No caso de Sylvia Plath este fenômeno de perversão vicejou fortemente, talvez, como um dos mais intensos casos de mitificação e romantização de um suicídio na literatura que tenhamos conhecido na História. O que ocorreu com Sylvia pode ser afirmado como algo sem precedentes e que macula a sua produção poética, uma vez que seu destaque ganha uma carga sinistra, apagando a luz que habita em seus poemas.
Em meio a forma leviana com que a mídia inglesa abordou esta tragédia e a redução feminista de uma vitimização que apaga o seu conteúdo literário, Sylvia Plath, e aqui se dá o espanto, tem neste seu último período de vida exatamente uma de suas produções mais relevantes e importantes, e que se trata de alguns de seus melhores poemas como o famoso e autobiográfico “Lady Lazarus” e o hermético “Papoilas em Outubro”. O contraste de tais poemas com a iminente romantização de seu suicídio reforça ainda mais esta perversão que aconteceu com a sua imagem de poeta.
FLORBELA ESPANCA
Florbela d’Alma da Conceição Espanca foi o nome artístico adotado por Flor Bela Lobo, a poeta portuguesa viveu de 1894 até 1930 e se tornou um dos nomes mais importantes da Literatura de Portugal. A poeta tinha uma expressão exaltada, com temas sobre o amor, erotismo, sofrimentos, e que colocava a figura feminina como um dos centros de sua obra poética. Florbela Espanca teve durante a sua vida a publicação de duas antologias, estas foram o “Livro de mágoas”, de 1919, e o “Livro de sóror saudade”, de 1923.
Florbela Espanca, em 1927, passa por uma tragédia pessoal (familiar), que foi a morte de seu irmão, fato do qual ela não se recupera.
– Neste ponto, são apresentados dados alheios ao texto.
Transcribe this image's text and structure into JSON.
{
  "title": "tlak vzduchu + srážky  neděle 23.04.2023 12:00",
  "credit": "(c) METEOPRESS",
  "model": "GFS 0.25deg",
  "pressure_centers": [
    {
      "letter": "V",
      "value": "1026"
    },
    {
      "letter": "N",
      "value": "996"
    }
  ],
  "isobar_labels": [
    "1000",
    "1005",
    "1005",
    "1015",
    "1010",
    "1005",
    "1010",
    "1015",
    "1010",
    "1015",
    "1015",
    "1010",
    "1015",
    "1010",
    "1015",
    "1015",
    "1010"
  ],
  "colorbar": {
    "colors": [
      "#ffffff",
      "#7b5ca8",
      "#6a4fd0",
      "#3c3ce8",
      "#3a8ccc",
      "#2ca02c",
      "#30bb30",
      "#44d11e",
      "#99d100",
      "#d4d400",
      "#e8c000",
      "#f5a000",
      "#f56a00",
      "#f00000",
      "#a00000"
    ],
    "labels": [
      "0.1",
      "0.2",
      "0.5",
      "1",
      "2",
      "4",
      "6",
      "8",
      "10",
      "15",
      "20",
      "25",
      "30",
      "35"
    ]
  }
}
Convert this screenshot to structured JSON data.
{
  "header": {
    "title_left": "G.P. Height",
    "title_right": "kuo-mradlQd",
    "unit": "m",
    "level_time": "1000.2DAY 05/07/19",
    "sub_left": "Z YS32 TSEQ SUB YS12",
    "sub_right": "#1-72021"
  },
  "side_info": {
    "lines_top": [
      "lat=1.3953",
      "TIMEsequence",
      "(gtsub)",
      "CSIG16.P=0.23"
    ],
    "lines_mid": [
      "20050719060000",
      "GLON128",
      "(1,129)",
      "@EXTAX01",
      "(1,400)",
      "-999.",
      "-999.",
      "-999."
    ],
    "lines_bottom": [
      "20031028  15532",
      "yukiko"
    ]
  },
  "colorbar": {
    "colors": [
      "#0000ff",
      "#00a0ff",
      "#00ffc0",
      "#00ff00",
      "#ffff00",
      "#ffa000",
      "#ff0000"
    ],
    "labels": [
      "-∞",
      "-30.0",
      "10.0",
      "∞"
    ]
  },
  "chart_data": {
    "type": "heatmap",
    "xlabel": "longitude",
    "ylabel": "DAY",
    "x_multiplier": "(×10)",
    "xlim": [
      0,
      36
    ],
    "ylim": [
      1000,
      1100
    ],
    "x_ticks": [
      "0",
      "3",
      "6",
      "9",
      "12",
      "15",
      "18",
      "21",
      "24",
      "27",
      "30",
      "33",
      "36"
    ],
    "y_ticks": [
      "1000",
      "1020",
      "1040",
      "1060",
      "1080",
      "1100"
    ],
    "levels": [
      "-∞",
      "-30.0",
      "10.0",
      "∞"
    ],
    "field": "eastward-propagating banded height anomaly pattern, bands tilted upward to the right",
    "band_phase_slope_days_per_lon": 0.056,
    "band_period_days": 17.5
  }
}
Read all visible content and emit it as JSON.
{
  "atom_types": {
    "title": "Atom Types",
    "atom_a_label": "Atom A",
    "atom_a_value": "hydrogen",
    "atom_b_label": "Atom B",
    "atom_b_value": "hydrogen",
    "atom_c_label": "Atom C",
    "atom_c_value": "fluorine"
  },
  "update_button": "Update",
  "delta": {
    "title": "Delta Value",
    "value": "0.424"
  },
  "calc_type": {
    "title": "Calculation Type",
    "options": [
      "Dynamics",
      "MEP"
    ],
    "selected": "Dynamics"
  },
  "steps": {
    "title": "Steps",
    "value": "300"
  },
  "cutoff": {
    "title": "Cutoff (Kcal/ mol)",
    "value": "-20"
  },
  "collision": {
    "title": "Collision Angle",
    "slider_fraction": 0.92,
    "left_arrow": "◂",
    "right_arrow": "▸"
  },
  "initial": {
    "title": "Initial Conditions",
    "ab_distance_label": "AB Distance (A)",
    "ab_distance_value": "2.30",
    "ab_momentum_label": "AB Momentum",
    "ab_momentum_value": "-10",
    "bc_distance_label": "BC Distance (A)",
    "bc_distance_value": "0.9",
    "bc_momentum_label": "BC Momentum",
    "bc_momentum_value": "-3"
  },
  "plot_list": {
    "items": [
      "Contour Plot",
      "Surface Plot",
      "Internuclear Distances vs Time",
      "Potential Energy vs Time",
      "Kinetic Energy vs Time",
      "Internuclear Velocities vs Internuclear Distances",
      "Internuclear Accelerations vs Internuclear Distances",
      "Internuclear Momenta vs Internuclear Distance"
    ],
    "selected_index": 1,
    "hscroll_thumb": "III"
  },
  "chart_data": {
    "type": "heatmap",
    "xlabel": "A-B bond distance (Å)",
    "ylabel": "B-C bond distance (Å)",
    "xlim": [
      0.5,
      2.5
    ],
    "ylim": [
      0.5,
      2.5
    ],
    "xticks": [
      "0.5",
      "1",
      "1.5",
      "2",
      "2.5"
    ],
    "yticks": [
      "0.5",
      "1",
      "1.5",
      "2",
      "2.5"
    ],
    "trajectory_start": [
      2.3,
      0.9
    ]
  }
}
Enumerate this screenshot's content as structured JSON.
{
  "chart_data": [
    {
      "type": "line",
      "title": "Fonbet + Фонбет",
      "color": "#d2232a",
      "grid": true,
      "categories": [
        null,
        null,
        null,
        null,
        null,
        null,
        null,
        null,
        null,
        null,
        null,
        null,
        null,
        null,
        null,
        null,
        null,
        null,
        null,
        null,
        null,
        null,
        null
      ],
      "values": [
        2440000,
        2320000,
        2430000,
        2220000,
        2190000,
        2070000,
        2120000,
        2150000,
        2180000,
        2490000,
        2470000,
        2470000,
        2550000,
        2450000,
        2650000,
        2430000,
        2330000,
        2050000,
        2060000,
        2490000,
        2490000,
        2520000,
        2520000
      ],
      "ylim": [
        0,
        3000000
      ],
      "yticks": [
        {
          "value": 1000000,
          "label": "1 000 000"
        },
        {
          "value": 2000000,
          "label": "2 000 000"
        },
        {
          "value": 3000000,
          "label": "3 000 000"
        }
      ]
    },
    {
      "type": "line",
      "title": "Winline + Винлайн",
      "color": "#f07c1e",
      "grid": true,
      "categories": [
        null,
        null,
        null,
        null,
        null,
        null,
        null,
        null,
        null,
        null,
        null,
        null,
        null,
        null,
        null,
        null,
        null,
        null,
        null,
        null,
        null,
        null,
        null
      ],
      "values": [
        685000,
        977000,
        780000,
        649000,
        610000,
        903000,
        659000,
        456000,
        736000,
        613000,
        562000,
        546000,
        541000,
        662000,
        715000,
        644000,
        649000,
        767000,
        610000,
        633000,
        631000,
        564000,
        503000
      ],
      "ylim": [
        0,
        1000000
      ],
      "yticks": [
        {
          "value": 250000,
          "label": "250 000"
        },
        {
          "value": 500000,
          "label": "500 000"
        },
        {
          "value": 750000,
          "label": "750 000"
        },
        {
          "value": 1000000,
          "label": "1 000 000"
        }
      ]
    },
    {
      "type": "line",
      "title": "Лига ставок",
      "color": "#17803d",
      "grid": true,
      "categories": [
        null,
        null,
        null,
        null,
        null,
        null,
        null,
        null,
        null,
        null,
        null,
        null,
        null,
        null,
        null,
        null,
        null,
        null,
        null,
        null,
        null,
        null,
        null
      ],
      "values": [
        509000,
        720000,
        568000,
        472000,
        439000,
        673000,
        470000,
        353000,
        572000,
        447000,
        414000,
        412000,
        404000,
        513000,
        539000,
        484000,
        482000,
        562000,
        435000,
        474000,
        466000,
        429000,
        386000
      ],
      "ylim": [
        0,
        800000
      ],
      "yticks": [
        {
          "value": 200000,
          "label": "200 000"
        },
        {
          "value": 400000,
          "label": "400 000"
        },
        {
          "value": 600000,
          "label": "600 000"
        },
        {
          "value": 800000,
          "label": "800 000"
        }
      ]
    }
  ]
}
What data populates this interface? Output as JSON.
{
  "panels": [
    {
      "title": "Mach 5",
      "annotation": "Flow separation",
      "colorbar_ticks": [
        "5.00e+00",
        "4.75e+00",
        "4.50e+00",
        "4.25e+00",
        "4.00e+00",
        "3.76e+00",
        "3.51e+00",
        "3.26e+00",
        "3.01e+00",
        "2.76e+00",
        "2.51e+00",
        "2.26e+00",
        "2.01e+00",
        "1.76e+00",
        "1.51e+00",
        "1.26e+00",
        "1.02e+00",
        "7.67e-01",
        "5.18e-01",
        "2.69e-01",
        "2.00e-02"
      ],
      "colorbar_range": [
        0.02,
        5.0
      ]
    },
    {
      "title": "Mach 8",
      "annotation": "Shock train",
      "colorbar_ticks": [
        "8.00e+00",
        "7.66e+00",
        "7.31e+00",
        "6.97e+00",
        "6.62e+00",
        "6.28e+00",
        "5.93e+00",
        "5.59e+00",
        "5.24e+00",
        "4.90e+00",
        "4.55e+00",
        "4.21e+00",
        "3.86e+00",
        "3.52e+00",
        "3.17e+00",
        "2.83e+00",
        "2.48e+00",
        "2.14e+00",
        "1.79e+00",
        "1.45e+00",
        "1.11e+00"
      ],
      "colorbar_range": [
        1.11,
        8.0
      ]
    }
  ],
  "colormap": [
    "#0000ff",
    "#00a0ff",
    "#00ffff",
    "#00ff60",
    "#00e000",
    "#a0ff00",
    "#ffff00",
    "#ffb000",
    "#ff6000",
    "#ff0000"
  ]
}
Seu irmão Apeles havia morrido em um acidente de avião, o que gerou uma homenagem de Florbela Espanca a seu irmão, que foi o conjunto de contos que formou o livro “As máscaras do destino”, que acabou sendo publicado em 1931, já após a morte da poeta.
Florbela Espanca tentou por três vezes o suicídio, já muito abalada com a morte de seu irmão, sendo que nesta terceira tentativa ela conseguiu morrer, o que ocorreu no dia de seu aniversário de 36 anos, em 8 de dezembro de 1930, na cidade de Matosinhos, o seu suicídio se consumou com uma superdose de barbitúricos.
Um dos resultados póstumos do sofrimento que levou Florbela ao suicídio foi o “Diário do último ano”, esta obra só foi publicada em 1981, estes escritos de Florbela são de 1930. Temos ainda outras obras póstumas da poeta como “Charneca em flor”, escrita por volta de 1927, e que foi publicado em 1931. A poeta tentou um editor para este livro, mas não teve êxito.
De sua obra póstuma ainda temos sonetos e poemas publicados que podem ser lidos em edições em como Juvenília, de 1931, e Reliquiae, de 1934, tendo ainda uma publicação “Sonetos completos”, de 1934, que foram escritos reunidos por Guido Batteli, italiano professor de Literatura da Universidade de Coimbra, e que tem a obra completa de Florbela Espanca. Após estas publicações póstumas, tivemos diversas outras, lembrando que a fortuna literária de Florbela, para além de sua poesia, ainda consiste em textos para jornais e traduções de obras literárias.
Gustavo Bastos, filósofo e escritor.